22 Views Asked by At

I have a line with endpoints $0$ and $100$, containing a set $S$ of $k$ points. I know nothing in advance of what the values of $S$ will be except that they will sum to $100k/2$.

I am trying to find (or create) a measure of "distinctness" for the set of points so that I can numerically compare it to other sets of $k$ points on the same line.

I've been struggling to come up with a good definition of distinctness, but I'm hoping the concept is intuitive with examples.

  1. $S$ is maximally distinct (i.e. its distinctness value is 100%) if the $k$ points are equally spaced and span the entire line (i.e. at points $0, 100/(k-1), ... 100(k-2)/(k-1), 100$).

  2. $S$ is minimally distinct (i.e. its distinctness value is 0%) if all $k$ points share the same value (i.e. 50).

What I am trying to do here is calculate the separation of the points.

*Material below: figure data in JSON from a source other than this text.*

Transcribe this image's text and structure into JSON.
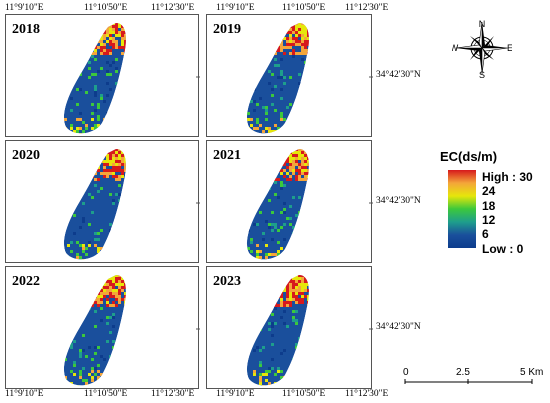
{
  "panels": [
    {
      "year": "2018"
    },
    {
      "year": "2019"
    },
    {
      "year": "2020"
    },
    {
      "year": "2021"
    },
    {
      "year": "2022"
    },
    {
      "year": "2023"
    }
  ],
  "coordinates": {
    "lon_left": [
      "11°9'10\"E",
      "11°10'50\"E",
      "11°12'30\"E"
    ],
    "lon_right": [
      "11°9'10\"E",
      "11°10'50\"E",
      "11°12'30\"E"
    ],
    "lat": "34°42'30\"N"
  },
  "compass": {
    "n": "N",
    "s": "S",
    "e": "E",
    "w": "W"
  },
  "legend": {
    "title": "EC(ds/m)",
    "labels": [
      "High : 30",
      "24",
      "18",
      "12",
      "6",
      "Low : 0"
    ],
    "colors": [
      "#d7191c",
      "#f4a53a",
      "#e6e60a",
      "#3cc83c",
      "#1e9e8c",
      "#1a4f9c",
      "#0d3c8c"
    ]
  },
  "scale_bar": {
    "labels": [
      "0",
      "2.5",
      "5 Km"
    ]
  }
}
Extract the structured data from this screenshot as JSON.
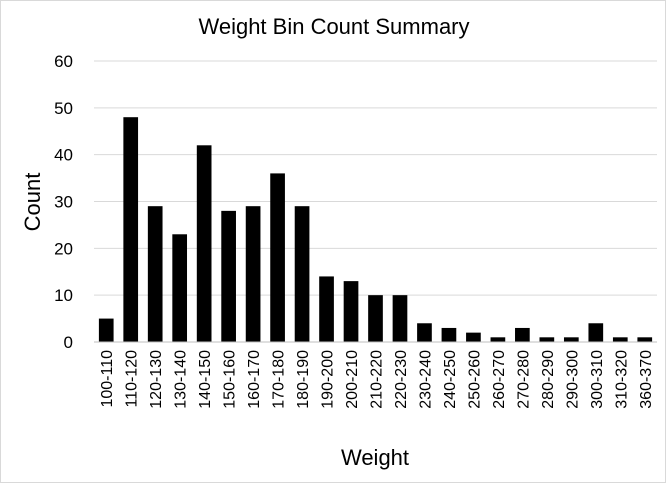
{
  "chart_data": {
    "type": "bar",
    "title": "Weight Bin Count Summary",
    "xlabel": "Weight",
    "ylabel": "Count",
    "ylim": [
      0,
      60
    ],
    "yticks": [
      0,
      10,
      20,
      30,
      40,
      50,
      60
    ],
    "grid": true,
    "legend": "none",
    "bar_color": "#000000",
    "categories": [
      "100-110",
      "110-120",
      "120-130",
      "130-140",
      "140-150",
      "150-160",
      "160-170",
      "170-180",
      "180-190",
      "190-200",
      "200-210",
      "210-220",
      "220-230",
      "230-240",
      "240-250",
      "250-260",
      "260-270",
      "270-280",
      "280-290",
      "290-300",
      "300-310",
      "310-320",
      "360-370"
    ],
    "values": [
      5,
      48,
      29,
      23,
      42,
      28,
      29,
      36,
      29,
      14,
      13,
      10,
      10,
      4,
      3,
      2,
      1,
      3,
      1,
      1,
      4,
      1,
      1
    ]
  }
}
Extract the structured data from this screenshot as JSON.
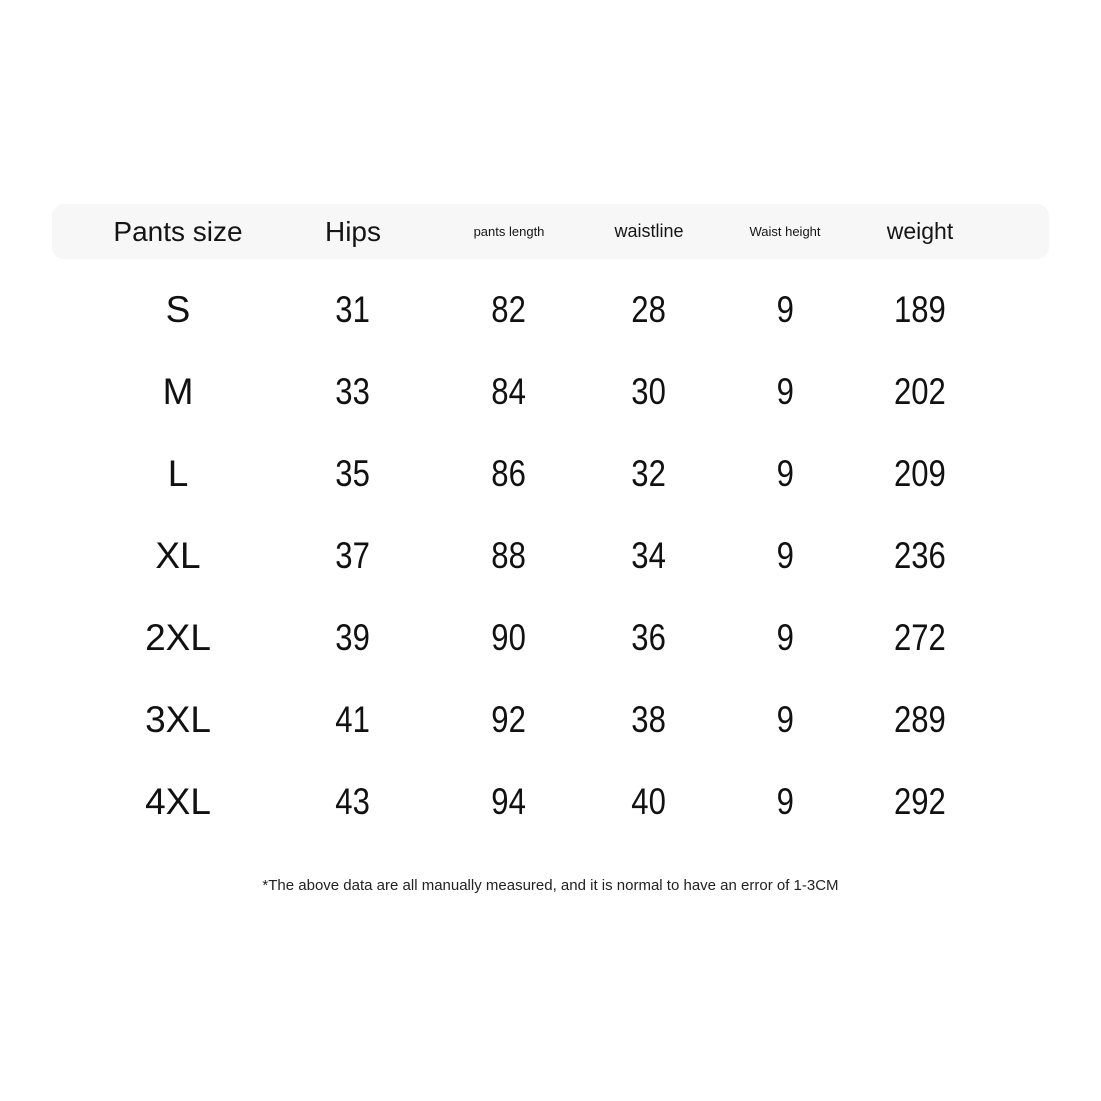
{
  "chart_data": {
    "type": "table",
    "columns": [
      "Pants size",
      "Hips",
      "pants length",
      "waistline",
      "Waist height",
      "weight"
    ],
    "rows": [
      [
        "S",
        "31",
        "82",
        "28",
        "9",
        "189"
      ],
      [
        "M",
        "33",
        "84",
        "30",
        "9",
        "202"
      ],
      [
        "L",
        "35",
        "86",
        "32",
        "9",
        "209"
      ],
      [
        "XL",
        "37",
        "88",
        "34",
        "9",
        "236"
      ],
      [
        "2XL",
        "39",
        "90",
        "36",
        "9",
        "272"
      ],
      [
        "3XL",
        "41",
        "92",
        "38",
        "9",
        "289"
      ],
      [
        "4XL",
        "43",
        "94",
        "40",
        "9",
        "292"
      ]
    ],
    "footnote": "*The above data are all manually measured, and it is normal to have an error of 1-3CM"
  },
  "colors": {
    "page_bg": "#ffffff",
    "header_bg": "#f7f7f7",
    "text": "#111111"
  }
}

I have tried using the average of the distances between adjacent points, but that treats $S=[0,40,100]$ the same as $S=[0,50,100]$ and the latter should be more distinct. I have tried measuring the minimum distance between two adjacent points, but then that can't distinguish between $S=[0,10,15]$ and $S=[0,20,25]$, and again the latter should be more distinct.

I suspect the answer lies in some combination of the average of the distances between adjacent points and the standard deviation (or variance) of the same, but I can't figure out a formula that makes sense.

I don't know if this is a genuinely new problem or if I just don't know the right keyword to search, but advice would be appreciated.

1

There are 1 best solutions below

0
On

You can use distances between adjacent points, but you need to apply a concave function to them first. For instance, you might take $\sum_{i=1}^{k-1} \sqrt{d_i}$, where $d_i$ is the distance between the $i$th and $(i+1)$-st point. This will attain a maximum when points are equally spaced between the smallest point and largest point. It also is strictly increasing when you increase the distance between any two adjacent points. This is far from the only solution, though. There are more subtle questions, like should $[0,10,20]$ or $[0,19,21]$ be more distinct?